Gatti explains the rate of deforestation had stalled, before the Bolsonaro presidency. “Stopping the fires needs to be a political project. We had, in the past, a very successful anti-deforestation plan. From 2004 to 2012 the reduction in deforestation was 84%. There was a strong governmental will. They created a law that allowed the fiscal officers to destroy the tractors used for deforestation. Now our government made this destruction illegal. And they stopped applying penalties.”

Our interview took place over Zoom. When Luciana Gatti explained to me how they built their laboratory, with the help of the American agency NOAA, her tone was joyous. She explained she learned how to do the repairs herself, because nobody knew how to maintain such a laboratory. In detailing to me, a slightly hungover twenty year old joining the call sat on my bed in an Airbnb for lack of a better seating, the intricacies of carbon cycles and why traditional carbon profiling of the Amazon often underestimate the chain effects of deforestation, she was incredibly patient and enthusiatic. But, when speaking about the future, her enthusiasm curbed. She says she finds it hard to think about the years to come.

Deforestation in Rio de JaneiroWIKICOMMONS

“Today we are changing the world in many ways, by changing the composition of nature or the temperature gradients. Of course, this is not sustainable.”

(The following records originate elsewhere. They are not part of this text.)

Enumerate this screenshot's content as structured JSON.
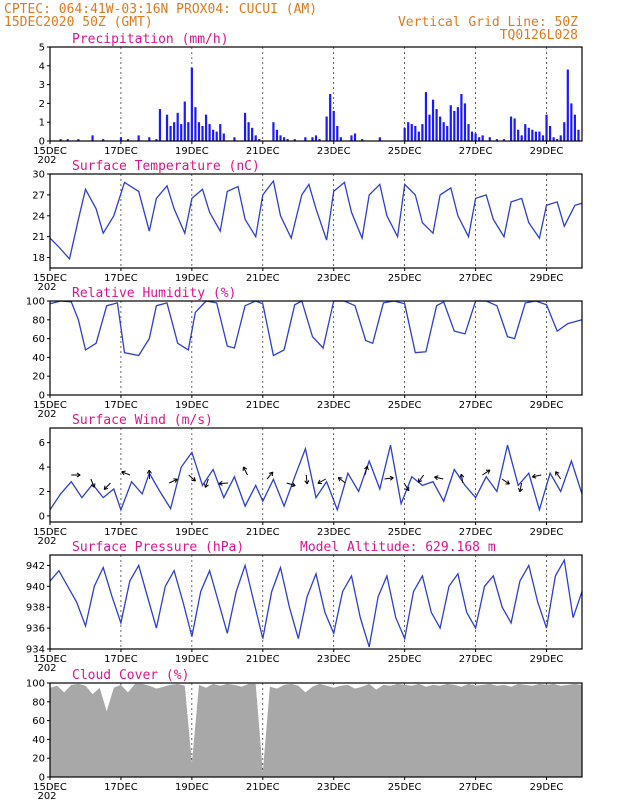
{
  "header": {
    "line1_left": "CPTEC:   064:41W-03:16N   PROX04: CUCUI (AM)",
    "line2_left": "15DEC2020 50Z (GMT)",
    "line2_right": "Vertical Grid Line: 50Z",
    "line3_right": "TQ0126L028"
  },
  "x_axis": {
    "tick_labels": [
      "15DEC",
      "17DEC",
      "19DEC",
      "21DEC",
      "23DEC",
      "25DEC",
      "27DEC",
      "29DEC"
    ],
    "tick_days": [
      0,
      2,
      4,
      6,
      8,
      10,
      12,
      14
    ],
    "year_fragment": "202",
    "xlim": [
      0,
      15
    ]
  },
  "chart_data": [
    {
      "type": "bar",
      "title": "Precipitation (mm/h)",
      "ylim": [
        0,
        5
      ],
      "yticks": [
        "0",
        "1",
        "2",
        "3",
        "4",
        "5"
      ],
      "color": "#1a1aff",
      "x_days": [
        0.3,
        0.5,
        0.8,
        1.2,
        1.5,
        2.0,
        2.2,
        2.5,
        2.8,
        3.0,
        3.1,
        3.3,
        3.4,
        3.5,
        3.6,
        3.7,
        3.8,
        3.9,
        4.0,
        4.1,
        4.2,
        4.3,
        4.4,
        4.5,
        4.6,
        4.7,
        4.8,
        4.9,
        5.2,
        5.5,
        5.6,
        5.7,
        5.8,
        5.9,
        6.3,
        6.4,
        6.5,
        6.6,
        6.7,
        6.9,
        7.2,
        7.4,
        7.5,
        7.6,
        7.8,
        7.9,
        8.0,
        8.1,
        8.2,
        8.5,
        8.6,
        8.8,
        9.3,
        10.0,
        10.1,
        10.2,
        10.3,
        10.4,
        10.5,
        10.6,
        10.7,
        10.8,
        10.9,
        11.0,
        11.1,
        11.2,
        11.3,
        11.4,
        11.5,
        11.6,
        11.7,
        11.8,
        11.9,
        12.0,
        12.1,
        12.2,
        12.4,
        12.6,
        12.8,
        13.0,
        13.1,
        13.2,
        13.3,
        13.4,
        13.5,
        13.6,
        13.7,
        13.8,
        13.9,
        14.0,
        14.1,
        14.2,
        14.3,
        14.4,
        14.5,
        14.6,
        14.7,
        14.8,
        14.9
      ],
      "values": [
        0.1,
        0.1,
        0.1,
        0.3,
        0.1,
        0.2,
        0.1,
        0.3,
        0.2,
        0.1,
        1.7,
        1.4,
        0.8,
        1.0,
        1.5,
        0.9,
        2.1,
        1.0,
        3.9,
        1.8,
        1.0,
        0.8,
        1.4,
        0.9,
        0.6,
        0.5,
        0.9,
        0.4,
        0.2,
        1.5,
        1.0,
        0.7,
        0.3,
        0.1,
        1.0,
        0.6,
        0.3,
        0.2,
        0.1,
        0.1,
        0.2,
        0.2,
        0.3,
        0.1,
        1.3,
        2.5,
        1.6,
        0.8,
        0.2,
        0.3,
        0.4,
        0.1,
        0.2,
        0.7,
        1.0,
        0.9,
        0.8,
        0.5,
        0.9,
        2.6,
        1.4,
        2.2,
        1.7,
        1.3,
        1.0,
        0.8,
        1.9,
        1.6,
        1.8,
        2.5,
        2.0,
        0.9,
        0.5,
        0.4,
        0.2,
        0.3,
        0.2,
        0.1,
        0.1,
        1.3,
        1.2,
        0.6,
        0.3,
        0.9,
        0.7,
        0.6,
        0.5,
        0.5,
        0.3,
        1.4,
        0.8,
        0.2,
        0.1,
        0.3,
        1.0,
        3.8,
        2.0,
        1.4,
        0.6
      ]
    },
    {
      "type": "line",
      "title": "Surface Temperature (nC)",
      "ylim": [
        16.5,
        30
      ],
      "yticks": [
        "18",
        "21",
        "24",
        "27",
        "30"
      ],
      "ytick_values": [
        18,
        21,
        24,
        27,
        30
      ],
      "x_days": [
        0,
        0.25,
        0.55,
        0.8,
        1.0,
        1.3,
        1.5,
        1.8,
        2.1,
        2.5,
        2.8,
        3.0,
        3.3,
        3.5,
        3.8,
        4.0,
        4.3,
        4.5,
        4.8,
        5.0,
        5.3,
        5.5,
        5.8,
        6.0,
        6.3,
        6.5,
        6.8,
        7.1,
        7.3,
        7.5,
        7.8,
        8.0,
        8.3,
        8.5,
        8.8,
        9.0,
        9.3,
        9.5,
        9.8,
        10.0,
        10.3,
        10.5,
        10.8,
        11.0,
        11.3,
        11.5,
        11.8,
        12.0,
        12.3,
        12.5,
        12.8,
        13.0,
        13.3,
        13.5,
        13.8,
        14.0,
        14.3,
        14.5,
        14.8,
        15.0
      ],
      "values": [
        20.8,
        19.5,
        17.8,
        23.5,
        27.8,
        25.0,
        21.5,
        24.0,
        28.8,
        27.5,
        21.8,
        26.5,
        28.3,
        25.0,
        21.5,
        26.5,
        27.8,
        24.5,
        21.8,
        27.5,
        28.2,
        23.5,
        21.0,
        27.0,
        29.0,
        24.0,
        20.8,
        27.0,
        28.5,
        25.0,
        20.5,
        27.5,
        28.8,
        24.5,
        20.8,
        27.0,
        28.5,
        24.0,
        21.0,
        28.5,
        27.0,
        23.0,
        21.5,
        27.0,
        28.0,
        24.0,
        21.0,
        26.5,
        27.0,
        23.5,
        21.0,
        26.0,
        26.5,
        23.0,
        20.8,
        25.5,
        26.0,
        22.5,
        25.5,
        25.8
      ],
      "color": "#2b3fd6"
    },
    {
      "type": "line",
      "title": "Relative Humidity (%)",
      "ylim": [
        0,
        100
      ],
      "yticks": [
        "0",
        "20",
        "40",
        "60",
        "80",
        "100"
      ],
      "ytick_values": [
        0,
        20,
        40,
        60,
        80,
        100
      ],
      "x_days": [
        0,
        0.3,
        0.6,
        0.8,
        1.0,
        1.3,
        1.6,
        1.9,
        2.1,
        2.5,
        2.8,
        3.0,
        3.3,
        3.6,
        3.9,
        4.1,
        4.4,
        4.7,
        5.0,
        5.2,
        5.5,
        5.8,
        6.0,
        6.3,
        6.6,
        6.9,
        7.1,
        7.4,
        7.7,
        8.0,
        8.3,
        8.6,
        8.9,
        9.1,
        9.4,
        9.7,
        10.0,
        10.3,
        10.6,
        10.9,
        11.1,
        11.4,
        11.7,
        12.0,
        12.3,
        12.6,
        12.9,
        13.1,
        13.4,
        13.7,
        14.0,
        14.3,
        14.6,
        15.0
      ],
      "values": [
        97,
        100,
        99,
        80,
        48,
        55,
        95,
        98,
        45,
        42,
        60,
        95,
        98,
        55,
        48,
        88,
        100,
        98,
        52,
        50,
        95,
        100,
        97,
        42,
        48,
        96,
        100,
        62,
        50,
        100,
        100,
        95,
        58,
        55,
        98,
        100,
        97,
        45,
        46,
        95,
        99,
        68,
        65,
        100,
        100,
        95,
        62,
        60,
        98,
        100,
        96,
        68,
        76,
        80
      ],
      "color": "#2b3fd6"
    },
    {
      "type": "line",
      "title": "Surface Wind (m/s)",
      "ylim": [
        -0.5,
        7.2
      ],
      "yticks": [
        "0",
        "2",
        "4",
        "6"
      ],
      "ytick_values": [
        0,
        2,
        4,
        6
      ],
      "x_days": [
        0,
        0.3,
        0.6,
        0.9,
        1.2,
        1.5,
        1.8,
        2.0,
        2.3,
        2.6,
        2.8,
        3.1,
        3.4,
        3.7,
        4.0,
        4.3,
        4.6,
        4.9,
        5.2,
        5.5,
        5.8,
        6.0,
        6.3,
        6.6,
        6.9,
        7.2,
        7.5,
        7.8,
        8.1,
        8.4,
        8.7,
        9.0,
        9.3,
        9.6,
        9.9,
        10.2,
        10.5,
        10.8,
        11.1,
        11.4,
        11.7,
        12.0,
        12.3,
        12.6,
        12.9,
        13.2,
        13.5,
        13.8,
        14.1,
        14.4,
        14.7,
        15.0
      ],
      "values": [
        0.5,
        1.8,
        2.8,
        1.5,
        2.6,
        1.5,
        2.2,
        0.5,
        2.8,
        1.8,
        3.5,
        2.0,
        0.6,
        4.0,
        5.2,
        2.5,
        3.8,
        1.5,
        3.2,
        0.8,
        2.5,
        1.2,
        3.0,
        0.8,
        3.2,
        5.5,
        1.5,
        2.8,
        0.5,
        3.5,
        2.0,
        4.5,
        2.2,
        5.8,
        1.0,
        3.2,
        2.5,
        2.8,
        1.2,
        3.8,
        2.5,
        1.5,
        3.2,
        2.0,
        5.8,
        2.5,
        3.5,
        0.5,
        3.5,
        2.0,
        4.5,
        1.8
      ],
      "color": "#2b3fd6",
      "arrows_count": 26
    },
    {
      "type": "line",
      "title": "Surface Pressure (hPa)",
      "annotation": "Model Altitude: 629.168  m",
      "ylim": [
        934,
        943
      ],
      "yticks": [
        "934",
        "936",
        "938",
        "940",
        "942"
      ],
      "ytick_values": [
        934,
        936,
        938,
        940,
        942
      ],
      "x_days": [
        0,
        0.25,
        0.5,
        0.75,
        1.0,
        1.25,
        1.5,
        1.75,
        2.0,
        2.25,
        2.5,
        2.75,
        3.0,
        3.25,
        3.5,
        3.75,
        4.0,
        4.25,
        4.5,
        4.75,
        5.0,
        5.25,
        5.5,
        5.75,
        6.0,
        6.25,
        6.5,
        6.75,
        7.0,
        7.25,
        7.5,
        7.75,
        8.0,
        8.25,
        8.5,
        8.75,
        9.0,
        9.25,
        9.5,
        9.75,
        10.0,
        10.25,
        10.5,
        10.75,
        11.0,
        11.25,
        11.5,
        11.75,
        12.0,
        12.25,
        12.5,
        12.75,
        13.0,
        13.25,
        13.5,
        13.75,
        14.0,
        14.25,
        14.5,
        14.75,
        15.0
      ],
      "values": [
        940.5,
        941.5,
        940.0,
        938.5,
        936.2,
        940.0,
        941.8,
        939.0,
        936.5,
        940.5,
        942.0,
        939.0,
        936.0,
        940.0,
        941.5,
        938.5,
        935.2,
        939.5,
        941.5,
        938.5,
        935.5,
        939.5,
        942.0,
        938.5,
        935.0,
        939.5,
        941.8,
        938.0,
        935.0,
        939.0,
        941.2,
        937.5,
        935.5,
        939.5,
        941.0,
        937.0,
        934.2,
        939.0,
        941.0,
        937.0,
        935.0,
        939.5,
        941.0,
        937.5,
        936.0,
        940.0,
        941.2,
        937.5,
        936.0,
        940.0,
        941.0,
        938.0,
        936.5,
        940.5,
        942.0,
        938.5,
        936.0,
        941.0,
        942.5,
        937.0,
        939.5
      ],
      "color": "#2b3fd6"
    },
    {
      "type": "area",
      "title": "Cloud Cover (%)",
      "ylim": [
        0,
        100
      ],
      "yticks": [
        "0",
        "20",
        "40",
        "60",
        "80",
        "100"
      ],
      "ytick_values": [
        0,
        20,
        40,
        60,
        80,
        100
      ],
      "color": "#a8a8a8",
      "x_days": [
        0,
        0.2,
        0.4,
        0.6,
        0.8,
        1.0,
        1.2,
        1.4,
        1.6,
        1.8,
        2.0,
        2.2,
        2.4,
        2.6,
        2.8,
        3.0,
        3.2,
        3.4,
        3.6,
        3.8,
        4.0,
        4.2,
        4.4,
        4.6,
        4.8,
        5.0,
        5.2,
        5.4,
        5.6,
        5.8,
        6.0,
        6.2,
        6.4,
        6.6,
        6.8,
        7.0,
        7.2,
        7.4,
        7.6,
        7.8,
        8.0,
        8.2,
        8.4,
        8.6,
        8.8,
        9.0,
        9.2,
        9.4,
        9.6,
        9.8,
        10.0,
        10.2,
        10.4,
        10.6,
        10.8,
        11.0,
        11.2,
        11.4,
        11.6,
        11.8,
        12.0,
        12.2,
        12.4,
        12.6,
        12.8,
        13.0,
        13.2,
        13.4,
        13.6,
        13.8,
        14.0,
        14.2,
        14.4,
        14.6,
        14.8,
        15.0
      ],
      "values": [
        95,
        97,
        90,
        98,
        99,
        97,
        88,
        95,
        70,
        95,
        98,
        90,
        99,
        99,
        97,
        94,
        96,
        98,
        99,
        97,
        15,
        98,
        95,
        99,
        97,
        99,
        98,
        96,
        99,
        99,
        5,
        96,
        94,
        98,
        99,
        97,
        90,
        96,
        99,
        97,
        95,
        97,
        98,
        94,
        96,
        99,
        93,
        98,
        97,
        99,
        98,
        97,
        99,
        96,
        98,
        97,
        99,
        98,
        96,
        99,
        97,
        98,
        99,
        97,
        98,
        96,
        99,
        98,
        97,
        99,
        98,
        99,
        97,
        98,
        99,
        98
      ]
    }
  ]
}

She found an expression to characterise humanity’s recent history. “I started saying that humans are making a ‘half progress’. We look at how much more comfortable life is today, and ignore the destruction left on the way. Another one of my collegue calls our current agroindustrial system ‘agrosuicide’“.

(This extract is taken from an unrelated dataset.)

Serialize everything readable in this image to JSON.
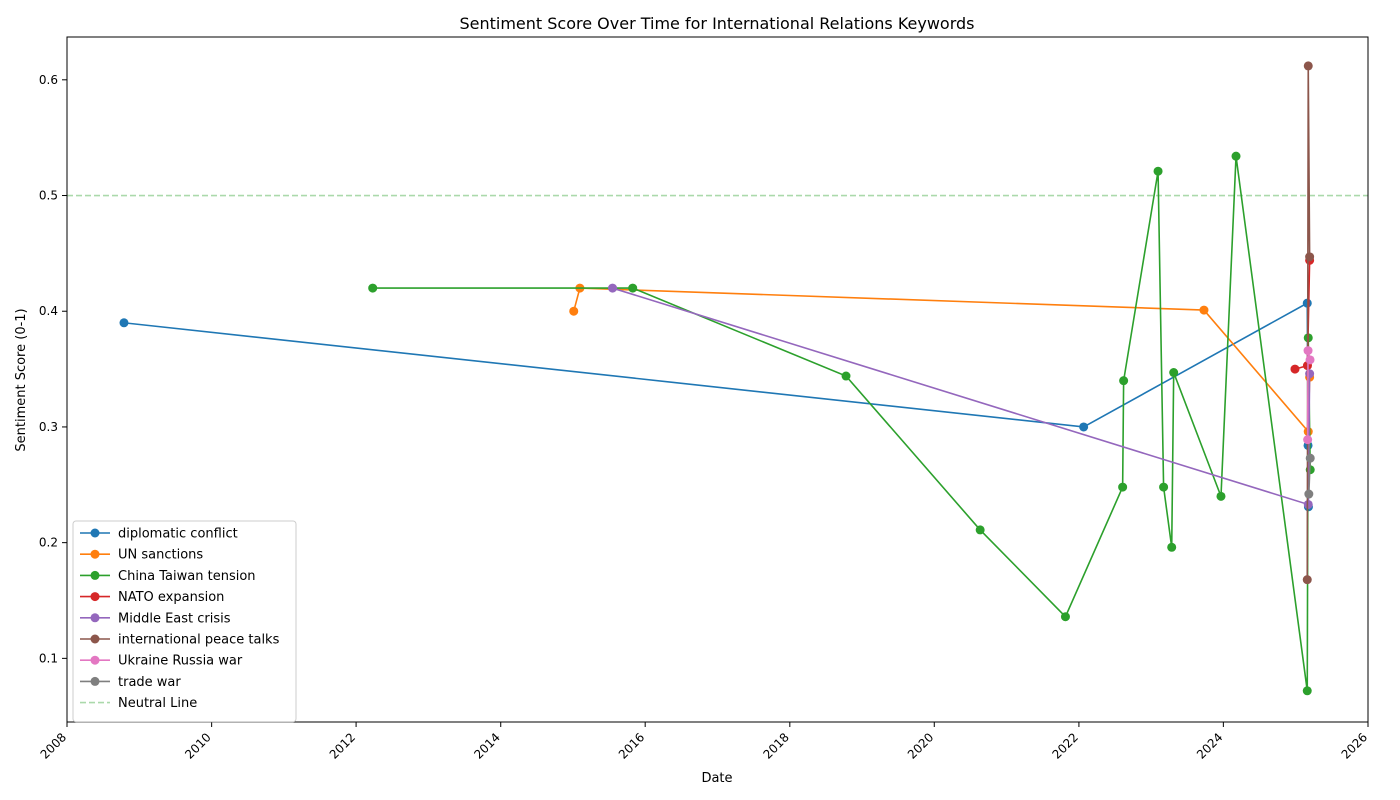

She talks to me about Jeff Bezos’s trip to space, about his will to escape the human condition instead of attempting to save it for future generations. “I look at these very rich people. They want to go to space, watch earth from high up for ten minutes, an hour. It is unbelievable. Why are they not saving the amazon? They are putting money in the trash. We need to change many things. How can we think we have the right to destroy animal species for money, to set fire to the forest? And people that kill animals for sports… How much have we evolved since the epoch of the colosseum, when killing was seen as fun?”

She ends the call by saying, as a Brazilian woman, and a scientist, “it is hard to watch the destruction”. “I love what I do, I love the Amazon, but it is hard to watch”, she repeats. It is hard to disagree.